Seeing a rare bird is a very exciting event, but when you find the rarity yourself it's even more thrilling.
Two days ago I was leading a group of birdwatchers on a Heights Hotel Birdbreak weekend when we literally stumbled across this Little Bunting in the most unlikely of places - the back of Chesil Beach.
The photos and videos on this page were all taken today, at the same site where the events described below took place two days ago.
The bush in the video is in the garden of the Chesil Gallery, a building on the very edge of the beach itself.

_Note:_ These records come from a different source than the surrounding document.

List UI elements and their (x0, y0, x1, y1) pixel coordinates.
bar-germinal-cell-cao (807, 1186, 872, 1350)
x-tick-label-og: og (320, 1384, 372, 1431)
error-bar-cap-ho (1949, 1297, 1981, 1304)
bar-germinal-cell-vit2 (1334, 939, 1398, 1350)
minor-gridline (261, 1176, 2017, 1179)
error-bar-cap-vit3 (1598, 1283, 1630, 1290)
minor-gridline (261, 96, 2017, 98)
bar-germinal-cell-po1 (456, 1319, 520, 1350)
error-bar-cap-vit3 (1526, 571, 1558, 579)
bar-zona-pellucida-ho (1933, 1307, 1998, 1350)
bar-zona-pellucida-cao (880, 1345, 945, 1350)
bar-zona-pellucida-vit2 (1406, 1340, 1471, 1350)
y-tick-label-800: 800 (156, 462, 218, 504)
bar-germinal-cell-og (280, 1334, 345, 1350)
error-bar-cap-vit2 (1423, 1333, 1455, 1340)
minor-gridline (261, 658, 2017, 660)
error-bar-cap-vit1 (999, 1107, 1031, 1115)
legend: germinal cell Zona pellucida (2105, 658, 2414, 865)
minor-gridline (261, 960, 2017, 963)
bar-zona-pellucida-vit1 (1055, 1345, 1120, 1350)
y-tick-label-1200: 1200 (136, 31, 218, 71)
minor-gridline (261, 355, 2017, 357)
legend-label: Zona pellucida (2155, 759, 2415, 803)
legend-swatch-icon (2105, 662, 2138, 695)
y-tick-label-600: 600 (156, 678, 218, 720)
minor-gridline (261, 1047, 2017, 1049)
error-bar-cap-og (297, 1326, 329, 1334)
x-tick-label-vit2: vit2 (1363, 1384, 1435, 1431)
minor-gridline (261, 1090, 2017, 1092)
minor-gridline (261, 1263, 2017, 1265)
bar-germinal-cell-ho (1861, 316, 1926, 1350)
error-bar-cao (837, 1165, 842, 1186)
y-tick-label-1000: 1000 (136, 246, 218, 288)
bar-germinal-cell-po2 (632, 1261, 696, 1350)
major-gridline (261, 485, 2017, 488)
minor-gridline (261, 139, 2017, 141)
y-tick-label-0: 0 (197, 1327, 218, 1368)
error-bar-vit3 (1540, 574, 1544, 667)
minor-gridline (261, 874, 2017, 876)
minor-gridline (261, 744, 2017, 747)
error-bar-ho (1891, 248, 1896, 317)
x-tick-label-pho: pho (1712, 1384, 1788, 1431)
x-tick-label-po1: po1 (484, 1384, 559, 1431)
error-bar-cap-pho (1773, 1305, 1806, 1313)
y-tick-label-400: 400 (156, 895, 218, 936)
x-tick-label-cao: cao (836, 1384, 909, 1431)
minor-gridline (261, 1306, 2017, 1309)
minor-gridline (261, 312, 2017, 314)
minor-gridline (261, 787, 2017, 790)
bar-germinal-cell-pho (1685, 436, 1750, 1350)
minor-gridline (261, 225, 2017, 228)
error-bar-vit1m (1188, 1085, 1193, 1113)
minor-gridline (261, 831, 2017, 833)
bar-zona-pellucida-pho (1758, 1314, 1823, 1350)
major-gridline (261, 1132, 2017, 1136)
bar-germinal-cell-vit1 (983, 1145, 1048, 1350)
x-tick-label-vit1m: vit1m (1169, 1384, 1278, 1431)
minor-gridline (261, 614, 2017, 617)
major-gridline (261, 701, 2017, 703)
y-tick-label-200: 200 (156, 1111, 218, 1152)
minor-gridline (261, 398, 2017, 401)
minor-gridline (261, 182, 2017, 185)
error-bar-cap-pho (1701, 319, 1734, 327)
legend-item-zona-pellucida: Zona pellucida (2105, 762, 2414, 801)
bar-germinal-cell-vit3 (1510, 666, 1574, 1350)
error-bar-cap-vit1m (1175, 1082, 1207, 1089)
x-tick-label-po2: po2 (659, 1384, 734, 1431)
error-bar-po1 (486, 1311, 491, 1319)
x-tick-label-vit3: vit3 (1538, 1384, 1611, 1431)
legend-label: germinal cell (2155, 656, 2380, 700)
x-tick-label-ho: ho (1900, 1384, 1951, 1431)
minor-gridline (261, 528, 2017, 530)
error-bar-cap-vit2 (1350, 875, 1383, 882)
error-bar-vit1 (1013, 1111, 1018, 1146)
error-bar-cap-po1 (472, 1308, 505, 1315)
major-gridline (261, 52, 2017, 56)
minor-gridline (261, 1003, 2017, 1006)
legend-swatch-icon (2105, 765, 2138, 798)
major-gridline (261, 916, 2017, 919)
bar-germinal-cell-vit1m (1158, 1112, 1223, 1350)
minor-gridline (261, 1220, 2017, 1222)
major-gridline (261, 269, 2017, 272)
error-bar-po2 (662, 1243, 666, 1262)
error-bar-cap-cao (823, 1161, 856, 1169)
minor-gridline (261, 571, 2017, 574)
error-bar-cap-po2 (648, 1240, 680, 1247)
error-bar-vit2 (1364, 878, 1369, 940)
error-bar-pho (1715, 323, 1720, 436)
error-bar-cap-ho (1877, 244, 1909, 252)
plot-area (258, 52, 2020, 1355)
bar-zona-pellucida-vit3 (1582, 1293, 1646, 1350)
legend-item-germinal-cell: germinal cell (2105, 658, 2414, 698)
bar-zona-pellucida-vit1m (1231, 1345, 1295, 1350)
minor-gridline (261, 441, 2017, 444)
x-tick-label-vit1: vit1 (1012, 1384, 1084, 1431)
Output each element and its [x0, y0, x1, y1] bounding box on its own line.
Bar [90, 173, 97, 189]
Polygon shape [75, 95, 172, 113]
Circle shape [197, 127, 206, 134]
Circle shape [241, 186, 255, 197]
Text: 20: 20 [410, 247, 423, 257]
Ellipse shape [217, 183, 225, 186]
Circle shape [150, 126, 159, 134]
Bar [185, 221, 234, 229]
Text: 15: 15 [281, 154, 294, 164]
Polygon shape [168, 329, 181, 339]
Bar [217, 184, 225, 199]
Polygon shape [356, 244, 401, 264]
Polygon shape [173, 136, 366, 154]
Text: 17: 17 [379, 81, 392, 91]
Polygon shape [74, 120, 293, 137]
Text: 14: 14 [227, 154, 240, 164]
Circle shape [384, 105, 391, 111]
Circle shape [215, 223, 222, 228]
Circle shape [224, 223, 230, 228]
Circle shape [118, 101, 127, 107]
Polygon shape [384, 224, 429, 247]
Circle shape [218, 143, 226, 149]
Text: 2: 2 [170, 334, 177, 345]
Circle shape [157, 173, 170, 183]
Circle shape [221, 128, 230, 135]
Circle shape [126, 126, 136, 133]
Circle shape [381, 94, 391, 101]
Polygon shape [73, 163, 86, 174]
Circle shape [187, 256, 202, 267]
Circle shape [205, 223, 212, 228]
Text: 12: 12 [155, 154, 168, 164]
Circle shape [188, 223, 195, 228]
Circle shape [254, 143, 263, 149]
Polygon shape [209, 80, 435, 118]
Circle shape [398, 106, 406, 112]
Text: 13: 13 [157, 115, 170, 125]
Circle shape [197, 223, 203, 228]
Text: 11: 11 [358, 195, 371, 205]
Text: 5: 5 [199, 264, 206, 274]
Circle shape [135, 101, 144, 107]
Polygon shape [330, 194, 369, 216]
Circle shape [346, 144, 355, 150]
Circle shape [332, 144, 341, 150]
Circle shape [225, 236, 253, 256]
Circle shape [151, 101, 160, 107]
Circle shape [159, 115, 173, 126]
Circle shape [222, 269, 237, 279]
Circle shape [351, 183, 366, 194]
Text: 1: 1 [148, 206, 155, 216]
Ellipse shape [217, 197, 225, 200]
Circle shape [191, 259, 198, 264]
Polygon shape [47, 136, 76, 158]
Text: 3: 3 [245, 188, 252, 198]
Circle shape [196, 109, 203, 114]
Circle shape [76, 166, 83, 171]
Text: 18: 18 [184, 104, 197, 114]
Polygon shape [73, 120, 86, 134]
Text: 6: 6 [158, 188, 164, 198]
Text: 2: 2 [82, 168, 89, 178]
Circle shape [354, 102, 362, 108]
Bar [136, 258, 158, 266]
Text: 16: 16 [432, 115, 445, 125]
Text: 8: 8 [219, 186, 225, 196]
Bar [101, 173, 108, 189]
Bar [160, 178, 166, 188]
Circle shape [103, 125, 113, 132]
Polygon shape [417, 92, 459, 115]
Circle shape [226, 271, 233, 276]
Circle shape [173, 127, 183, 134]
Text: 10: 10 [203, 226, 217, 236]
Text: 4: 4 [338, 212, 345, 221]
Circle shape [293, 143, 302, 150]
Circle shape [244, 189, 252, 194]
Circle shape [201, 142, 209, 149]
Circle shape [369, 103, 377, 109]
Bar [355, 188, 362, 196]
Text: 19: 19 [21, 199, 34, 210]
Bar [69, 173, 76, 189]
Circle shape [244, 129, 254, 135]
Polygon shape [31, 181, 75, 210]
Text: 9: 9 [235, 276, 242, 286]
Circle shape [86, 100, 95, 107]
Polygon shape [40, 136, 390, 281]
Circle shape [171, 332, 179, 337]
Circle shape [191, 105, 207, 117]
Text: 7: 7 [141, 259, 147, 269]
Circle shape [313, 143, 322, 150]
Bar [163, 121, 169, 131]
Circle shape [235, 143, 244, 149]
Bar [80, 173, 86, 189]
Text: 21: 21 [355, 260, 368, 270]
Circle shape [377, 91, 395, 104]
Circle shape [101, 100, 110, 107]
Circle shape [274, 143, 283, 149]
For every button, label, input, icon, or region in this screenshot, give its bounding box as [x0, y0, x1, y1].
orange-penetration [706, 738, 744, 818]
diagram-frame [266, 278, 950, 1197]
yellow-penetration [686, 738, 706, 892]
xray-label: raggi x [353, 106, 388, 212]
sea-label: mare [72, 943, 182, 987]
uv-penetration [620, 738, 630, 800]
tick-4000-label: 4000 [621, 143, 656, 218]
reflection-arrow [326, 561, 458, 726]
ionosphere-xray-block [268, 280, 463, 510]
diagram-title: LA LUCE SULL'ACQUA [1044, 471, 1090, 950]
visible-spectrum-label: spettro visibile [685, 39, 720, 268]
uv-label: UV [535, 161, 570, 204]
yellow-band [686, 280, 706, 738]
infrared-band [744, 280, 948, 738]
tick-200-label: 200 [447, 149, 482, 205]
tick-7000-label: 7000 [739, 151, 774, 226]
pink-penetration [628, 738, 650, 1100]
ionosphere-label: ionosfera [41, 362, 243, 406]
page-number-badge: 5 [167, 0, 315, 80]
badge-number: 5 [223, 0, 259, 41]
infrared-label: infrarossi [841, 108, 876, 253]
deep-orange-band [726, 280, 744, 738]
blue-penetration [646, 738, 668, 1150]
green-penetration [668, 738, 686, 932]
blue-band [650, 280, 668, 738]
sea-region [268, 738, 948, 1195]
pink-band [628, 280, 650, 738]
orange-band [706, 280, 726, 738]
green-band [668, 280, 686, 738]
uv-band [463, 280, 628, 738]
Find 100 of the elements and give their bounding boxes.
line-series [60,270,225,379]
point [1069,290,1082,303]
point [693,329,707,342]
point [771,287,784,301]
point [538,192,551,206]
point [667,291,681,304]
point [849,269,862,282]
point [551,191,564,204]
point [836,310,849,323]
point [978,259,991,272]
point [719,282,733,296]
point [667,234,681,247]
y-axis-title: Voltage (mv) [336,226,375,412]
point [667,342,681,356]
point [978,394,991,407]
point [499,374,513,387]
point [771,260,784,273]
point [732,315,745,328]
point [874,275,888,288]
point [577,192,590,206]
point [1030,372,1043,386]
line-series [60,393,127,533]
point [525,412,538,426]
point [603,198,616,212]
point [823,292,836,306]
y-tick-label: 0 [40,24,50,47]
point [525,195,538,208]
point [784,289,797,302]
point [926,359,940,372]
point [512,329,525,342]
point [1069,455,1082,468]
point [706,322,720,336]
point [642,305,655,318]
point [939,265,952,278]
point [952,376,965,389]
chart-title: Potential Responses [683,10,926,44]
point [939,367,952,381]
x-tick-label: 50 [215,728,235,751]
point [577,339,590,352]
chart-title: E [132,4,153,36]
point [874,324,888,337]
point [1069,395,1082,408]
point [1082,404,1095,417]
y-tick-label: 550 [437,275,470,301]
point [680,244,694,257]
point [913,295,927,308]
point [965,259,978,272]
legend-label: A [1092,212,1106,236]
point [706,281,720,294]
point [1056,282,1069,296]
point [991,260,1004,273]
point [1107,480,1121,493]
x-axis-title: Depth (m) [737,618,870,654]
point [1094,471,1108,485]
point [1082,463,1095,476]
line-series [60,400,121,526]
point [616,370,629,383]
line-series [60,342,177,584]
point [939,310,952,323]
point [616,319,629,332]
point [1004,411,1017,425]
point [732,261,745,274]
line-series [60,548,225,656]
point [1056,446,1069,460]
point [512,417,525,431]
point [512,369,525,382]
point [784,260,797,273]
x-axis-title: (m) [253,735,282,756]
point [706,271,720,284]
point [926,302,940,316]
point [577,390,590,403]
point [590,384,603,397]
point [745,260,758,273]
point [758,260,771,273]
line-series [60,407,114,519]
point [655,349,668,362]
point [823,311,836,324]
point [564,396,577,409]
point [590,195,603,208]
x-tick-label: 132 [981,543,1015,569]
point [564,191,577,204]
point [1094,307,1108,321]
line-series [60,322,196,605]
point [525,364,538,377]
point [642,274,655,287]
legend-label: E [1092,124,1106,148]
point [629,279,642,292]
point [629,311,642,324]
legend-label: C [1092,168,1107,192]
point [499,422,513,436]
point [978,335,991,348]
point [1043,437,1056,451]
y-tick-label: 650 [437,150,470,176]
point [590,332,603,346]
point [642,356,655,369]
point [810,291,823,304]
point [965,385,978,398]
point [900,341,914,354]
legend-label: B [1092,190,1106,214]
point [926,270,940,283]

On Saturday morning this was one of the most sheltered spots on a very windy day; we had already seen a Black Redstart and a few Rock Pipits feeding in the area. When this bird flew up the striking white edges to its blackish tail reminded me of a pipit, but it looked too small and in addition its behaviour was different. Instead of flying off it turned towards us and landed behind the tree on a wall. Checking it out through my binoculars I could see a small but stout conical bill, so it certainly was no pipit. Then the bird turned its head and revealed bright chestnut cheek patches with neat black and buff edges.
At this point I strongly suspected that we had found a Little Bunting but thought that there was just an outside chance that a closer inspection might just show that it was just a bright Reed Bunting. So I sent out a text alerting the local birders that I had found a "probable Little Bunting".
By the time I had put my phone away again the bird had left the wall and flown onto the beach landing somewhere behind the next building, looking very small indeed in flight. We moved away to a point just up the path to get a better view, but try as we might we could not get any sign of it at all. For the best part of ten minutes we waited where we were, not wanting to risk disturbing the bird by approaching it too closely.
I was just thinking that perhaps that was all we were ever going to see of it when it flew back to its original spot, landing in the bushes in the garden of the Chesil Gallery again.
Through my telescope I could still see the striking face pattern and became even more convinced that this was not a Reed Bunting. The rest of the group were finding it difficult to get onto the bird and the dull, overcast light did not help. Ten minutes later everyone in the group had seen it but with it still in the tree none of us had gained a really clear view. However I was now convinced of its identity and sent out another text reporting the "Little Bunting was showing well now". A little bit optimistic but I desperately wanted someone else to turn up so that my group could continue with our planned weekend's birdwatching.
At this point the bird flew out of the tree and looked as if it was going to fly off again - but amazingly it turned round and landed at the edge of the track right in front of us. Now all of its distinctive features could clearly be seen, especially the striking head pattern and pink legs. Another text went out pinpointing exactly where it was, just in case we had to leave before anyone else arrived.
We had now all obtained excellent views of this very handsome bird - a new bird for most of the group. I was just putting my camera up to my telescope to get a few record shots when a car drove up the track and we had to take our eyes off the bird. When we looked back it had gone.
It was now half an hour after we had first found the bird and still no other birders had arrived. So I sent one final text out alerting others that I had to leave the bird and again spelling out exactly where it was likely to be.
Our next site was Portland Castle, where we hoped to get better views of a Black Redstart. In such strong winds very few birds at all were visible and we soon drove on to Ferrybridge. Today the wind had died right down and one of the smartest Black Redstarts I have ever seen was dashing about the rocks at the edge of the harbour.